"BEDİÜZZAMAN'IN GÜZEL AHLAKINDAN ÖRNEKLER"
-28-
BEDİÜZZAMAN'A DUYULAN BÜYÜK SEVGİ
İnsan yaratılışı gereği sevmekten ve sevilmekten büyük zevk alır. Sevgi dünya hayatındaki en büyük nimetlerden biridir. Allah'a iman eden etmeyen tüm insanlar bu gerçeğin farkındadırlar. Ne var ki dinden uzak yaşayan insanlar ne yaparlarsa yapsınlar aradıkları gerçek sevgi ve dostluğu bulamazlar. Çünkü gerçek sevgi ve dostluk ancak Allah'tan korkan, Kuran ahlakını yaşayan Müslümanlar arasında yaşanabilir. Bunun dışındaki bir modelde ise herşeyden önce sevginin nedenleri ortadan kalkar. Çünkü bir insan tevazusu, yumuşak başlılığı, fedakarlığı, sadakati, dürüstlüğü, sabrı, kısacası güzel ahlakı için sevilir, ancak böyle bir kişinin dostluğu talep edilir. Eğer bu gerekçeler yoksa sadece zekası, yeteneği ya da güzelliği için bir insan sevilmez, sevilemez.
Ne var ki cahiliye toplumu insanları bu gerçeğin şuurunda değildirler. Aradıkları sevgi ve dostluğu bir türlü bulamamalarının sebebi de budur. İnsan, karşısındaki kişi ile dost olabilmek için fıtraten dürüstlük, samimiyet gibi güzel ahlak özellikleri arar, ama onlar bunu göz ardı edip kendilerine bambaşka kıstaslar türetirler. Örneğin saydığımız bu özellikler yerine maddi değerlere yönelirler.

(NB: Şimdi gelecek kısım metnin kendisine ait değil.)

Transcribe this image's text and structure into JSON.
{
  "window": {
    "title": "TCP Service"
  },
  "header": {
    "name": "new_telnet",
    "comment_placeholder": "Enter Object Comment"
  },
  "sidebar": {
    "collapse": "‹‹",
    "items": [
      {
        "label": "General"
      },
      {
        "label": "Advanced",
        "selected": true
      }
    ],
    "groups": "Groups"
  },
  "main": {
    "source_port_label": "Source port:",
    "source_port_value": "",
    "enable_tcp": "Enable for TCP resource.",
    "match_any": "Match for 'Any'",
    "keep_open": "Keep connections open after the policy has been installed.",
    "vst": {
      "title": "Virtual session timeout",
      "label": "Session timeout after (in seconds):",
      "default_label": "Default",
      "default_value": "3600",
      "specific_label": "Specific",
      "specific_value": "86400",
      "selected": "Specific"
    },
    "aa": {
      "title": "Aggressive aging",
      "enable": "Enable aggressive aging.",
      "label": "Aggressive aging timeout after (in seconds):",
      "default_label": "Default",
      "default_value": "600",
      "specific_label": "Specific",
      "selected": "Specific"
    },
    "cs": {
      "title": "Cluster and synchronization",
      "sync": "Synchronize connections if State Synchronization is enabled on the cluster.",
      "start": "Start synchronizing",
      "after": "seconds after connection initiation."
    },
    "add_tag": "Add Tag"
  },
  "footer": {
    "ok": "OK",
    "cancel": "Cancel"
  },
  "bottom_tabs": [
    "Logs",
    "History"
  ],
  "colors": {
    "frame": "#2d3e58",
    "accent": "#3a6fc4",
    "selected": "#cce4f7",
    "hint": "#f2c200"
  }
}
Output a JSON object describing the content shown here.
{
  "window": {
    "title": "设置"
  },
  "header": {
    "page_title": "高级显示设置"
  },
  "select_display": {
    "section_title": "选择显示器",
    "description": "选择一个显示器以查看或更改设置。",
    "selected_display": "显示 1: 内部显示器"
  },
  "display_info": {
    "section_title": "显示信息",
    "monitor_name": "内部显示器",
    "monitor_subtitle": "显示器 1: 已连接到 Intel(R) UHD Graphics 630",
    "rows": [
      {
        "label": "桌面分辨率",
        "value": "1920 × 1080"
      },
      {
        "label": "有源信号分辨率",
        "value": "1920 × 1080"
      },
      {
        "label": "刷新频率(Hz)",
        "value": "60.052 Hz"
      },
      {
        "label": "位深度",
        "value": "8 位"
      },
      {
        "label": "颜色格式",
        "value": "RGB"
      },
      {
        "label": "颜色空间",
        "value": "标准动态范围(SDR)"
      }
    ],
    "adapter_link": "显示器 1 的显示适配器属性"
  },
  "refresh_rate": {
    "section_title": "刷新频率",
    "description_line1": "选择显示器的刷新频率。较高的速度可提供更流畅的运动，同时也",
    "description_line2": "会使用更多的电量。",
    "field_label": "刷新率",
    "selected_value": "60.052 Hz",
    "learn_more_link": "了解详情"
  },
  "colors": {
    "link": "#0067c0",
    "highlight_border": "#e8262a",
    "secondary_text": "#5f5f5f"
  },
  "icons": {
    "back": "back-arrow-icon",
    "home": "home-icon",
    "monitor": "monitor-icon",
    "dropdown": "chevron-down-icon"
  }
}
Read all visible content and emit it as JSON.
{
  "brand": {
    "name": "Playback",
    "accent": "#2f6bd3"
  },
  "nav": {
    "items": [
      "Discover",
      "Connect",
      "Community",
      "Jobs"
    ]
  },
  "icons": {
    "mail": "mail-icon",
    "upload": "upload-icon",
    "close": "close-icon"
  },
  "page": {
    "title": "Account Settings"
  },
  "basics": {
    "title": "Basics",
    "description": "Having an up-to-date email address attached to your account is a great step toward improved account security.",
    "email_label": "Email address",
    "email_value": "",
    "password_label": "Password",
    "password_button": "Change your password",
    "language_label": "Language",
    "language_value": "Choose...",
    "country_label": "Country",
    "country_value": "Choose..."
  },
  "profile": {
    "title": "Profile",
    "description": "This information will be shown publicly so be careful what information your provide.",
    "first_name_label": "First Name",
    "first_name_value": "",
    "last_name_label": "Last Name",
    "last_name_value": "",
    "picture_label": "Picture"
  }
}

Bir insanın ahlakından çok sahip olduğu güç ve imkanlar ile ilgilenirler, ona bu kıstaslar doğrultusunda değer verir ya da vermezler.
Öte yandan dinden uzak yaşayan insanlarının tavrı, hep karşı taraftan tek taraflı sevgi almaya yöneliktir. Sevilmeyi, dostane tavrı, tevazuyu karşı taraftan bekler, ama kendileri bu yönde çaba sarf etmezler. Hem kendi kibirleri dursun, hem de sevilsinler isterler. Böyle olunca da hayatları boyunca ne sever, ne de sevilirler. Onca kalabalığın arasında tek gerçek dostları olmadan yaşarlar.
Yeryüzünde gerçek sevgiyi ve dostluğu yaşayan yegane topluluk samimi Müslümanlardır. Müslümanların birbirlerine olan sevgileri cahiliyenin en güçlü olarak bildiği tüm sevgi türlerinden daha da güçlü bir sevgidir. Müslümanlar birbirlerini annelerini, babalarını, kardeşlerini, çocuklarını sever gibi sever, sayar ve şefkat duyarlar. Birbirlerinin iyiliği için çalışır, kendileri için ettikleri gibi birbirleri için de gönülden dua ederler.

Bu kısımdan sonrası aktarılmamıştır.